Failing that, the entrance to the OK Center beckons with Eric Paulos's vending machine delivering custom made biological pathogens in a tidy little plastic vial. Eric Paulos Let's hope that the Sharper Image people don't find out before the Christmas rush is upon us. Otherwise, we can look forward to grandma sending a mini lab kit of ebola-like party favors instead of the perennial box of pears-no doubt, fun for the whole family, but with a sinister, creepy twist.

Paulos is a young San Francisco artist in the PhD program in Electrical Engineering and Computer Science at the University of California, Berkeley known for telepresence works that rock the status quo. And with the revolving roster of artists at Survival Research Labs (they change their line-up more frequently than Menudo), Paulos has been known to make a guest appearance or two, satirizing intelligent weaponry in SRL's military theater of the absurd.

In "Dispersion," his piece at the OK Center, Paulos has devised a hybrid kiosk/vending machine whose sides are emblazoned with blown-up images of the anthrax and typhus virus. Imagine a bus shelter advertising the latest Kate Moss, "emaciation stinks" campaign, and you'll have an idea of the glossy microbe prints Paulos uses to get his message across. Call it "viral chic"-everyone else in Linz is.

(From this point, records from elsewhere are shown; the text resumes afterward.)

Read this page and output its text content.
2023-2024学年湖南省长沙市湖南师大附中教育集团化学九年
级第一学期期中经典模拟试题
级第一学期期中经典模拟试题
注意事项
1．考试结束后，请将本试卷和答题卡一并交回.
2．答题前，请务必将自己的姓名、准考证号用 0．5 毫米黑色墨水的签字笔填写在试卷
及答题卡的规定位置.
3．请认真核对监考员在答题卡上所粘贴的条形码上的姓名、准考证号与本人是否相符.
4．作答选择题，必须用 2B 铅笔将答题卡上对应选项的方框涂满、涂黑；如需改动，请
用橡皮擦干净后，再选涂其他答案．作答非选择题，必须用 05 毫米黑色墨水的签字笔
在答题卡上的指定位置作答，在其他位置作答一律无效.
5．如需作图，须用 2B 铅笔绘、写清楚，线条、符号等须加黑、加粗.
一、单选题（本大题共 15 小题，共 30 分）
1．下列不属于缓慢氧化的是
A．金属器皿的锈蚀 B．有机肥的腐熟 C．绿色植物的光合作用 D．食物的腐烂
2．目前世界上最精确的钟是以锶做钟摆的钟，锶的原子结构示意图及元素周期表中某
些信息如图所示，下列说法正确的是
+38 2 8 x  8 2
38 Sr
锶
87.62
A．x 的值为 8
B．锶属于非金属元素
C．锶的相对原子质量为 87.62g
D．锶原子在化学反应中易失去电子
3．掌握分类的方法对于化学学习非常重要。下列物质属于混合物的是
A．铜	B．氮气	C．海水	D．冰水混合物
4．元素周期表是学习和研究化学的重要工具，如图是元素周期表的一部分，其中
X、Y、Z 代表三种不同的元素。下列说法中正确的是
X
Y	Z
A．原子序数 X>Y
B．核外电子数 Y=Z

Or call it "deep pharmacology"-the notion that by registering your fingerprint in a computer scanner on the frontal touch screen, a designer virus of mass destruction is just a five-minute quick-quiz away. In a brief questionnaire, Paulos asks us to enter such charming preferences as the degree of toxicity, the range of contagion, and the availability of an existing antidote, while horrific images of mutated babies, patients with collapsed jaws, and other abnormal phantasmagoria flash across the touch screens. It's the "Elephant Man" all over again, without the hushed lighting and the "I am not an animal…" melodramatics.

He also provides a Cliffs Notes capsule history of major viral outbreaks across the world with video clips of their devastating effects. By adopting the helpful, if innocuous, tone of the Discovery Channel, Paulos seems to be lampooning the pop hysteria over crossover commercial successes such as Richard Preston's "Hot Zone," as well as the rubber-necking fascination with everything from Eppstein-Barr to Chronic Fatigue syndrome, to the granddaddy of them all, HIV.

And just when you thought you were going home empty handed, a robotic arm samples from a smorgasbord of bubbling test tubes effervescing with multicolored spores, to mix and match the deadly microbe of your biologically determined dreams. Accessorizing has never been so easy. As you wait for your handy cocktail plague to drop like a Snickers bar into the lower receptacle you can begin to fantasize on who might be your potential first victim. And with the plethora of annoying sound art installations dotting the rest of the festival, (Radio B92.net, you know who you are), I've got a wide range of options.